Multi-probe consistent hashing (2015)
September 6, 2025Karger et al’s Consistent hashing is widely used for load balancing in content delivery networks and key-value store databases. Consistent hashing maps both keys and nodes to values in the unit interval, and assigns each key to its closest node.
Since nodes in the cluster can frequently change, the algorithm generates multiple hash values for each node to help balance the load. Let \(n\) be the number of nodes. The load of a node is the number of keys stored on it, and the peak-to-average load is defined as the ratio of the maximum load to the average load across all nodes. Achieving a peak-to-average load of \(1+\epsilon\) with high probability (\(1-\frac{1}{n^{\Omega(1)}}\)) requires \(\Theta(\frac{\ln n}{\epsilon^2})\) hash values per node.
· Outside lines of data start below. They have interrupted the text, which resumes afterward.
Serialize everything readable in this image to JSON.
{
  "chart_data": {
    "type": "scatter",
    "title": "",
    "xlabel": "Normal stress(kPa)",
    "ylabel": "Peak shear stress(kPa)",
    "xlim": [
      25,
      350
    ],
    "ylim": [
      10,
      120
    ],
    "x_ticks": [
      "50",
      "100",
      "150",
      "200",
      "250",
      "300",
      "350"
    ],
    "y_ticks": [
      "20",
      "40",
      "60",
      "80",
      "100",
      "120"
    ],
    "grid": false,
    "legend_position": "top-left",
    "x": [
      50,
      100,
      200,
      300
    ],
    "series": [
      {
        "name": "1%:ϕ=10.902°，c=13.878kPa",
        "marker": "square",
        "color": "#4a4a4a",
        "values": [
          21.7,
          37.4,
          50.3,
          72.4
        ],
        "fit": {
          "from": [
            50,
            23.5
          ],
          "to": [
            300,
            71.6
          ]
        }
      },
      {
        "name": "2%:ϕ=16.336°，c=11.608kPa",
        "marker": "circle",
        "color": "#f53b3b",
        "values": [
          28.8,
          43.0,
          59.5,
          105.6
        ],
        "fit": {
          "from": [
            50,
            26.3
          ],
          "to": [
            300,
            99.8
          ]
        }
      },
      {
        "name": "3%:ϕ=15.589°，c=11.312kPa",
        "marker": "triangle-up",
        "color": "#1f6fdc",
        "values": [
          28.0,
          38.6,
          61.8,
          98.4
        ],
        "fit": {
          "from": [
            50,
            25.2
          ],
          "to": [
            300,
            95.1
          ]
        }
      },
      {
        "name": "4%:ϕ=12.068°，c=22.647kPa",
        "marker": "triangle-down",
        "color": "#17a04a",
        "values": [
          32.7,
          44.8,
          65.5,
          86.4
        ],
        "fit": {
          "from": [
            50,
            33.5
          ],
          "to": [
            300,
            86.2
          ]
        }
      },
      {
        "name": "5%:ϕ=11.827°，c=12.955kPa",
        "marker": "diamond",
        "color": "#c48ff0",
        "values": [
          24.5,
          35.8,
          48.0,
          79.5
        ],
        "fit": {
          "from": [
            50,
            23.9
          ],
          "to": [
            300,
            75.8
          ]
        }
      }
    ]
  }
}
This form of consistent hashing requires more than \(O(n)\) space to achieve good load balancing.
Multi-probe consistent hashing instead generates \(K\) hash values for each key, rather than multiple hash values for the nodes. A key is then assigned to its closest successor node among the candidate hash positions. For \(2 \le K \ll \frac{\sqrt{n}}{\ln n}\), the peak-to-average load is \(\frac{K}{K-1}\frac{1}{n}+o(\frac{1}{n})\) with high probability (\(1-\frac{1}{n^{\Omega(1)}}\)). While the original algorithm assigns each key to its closest node, Multi-probe consistent hashing assigns the key to its closest successor node.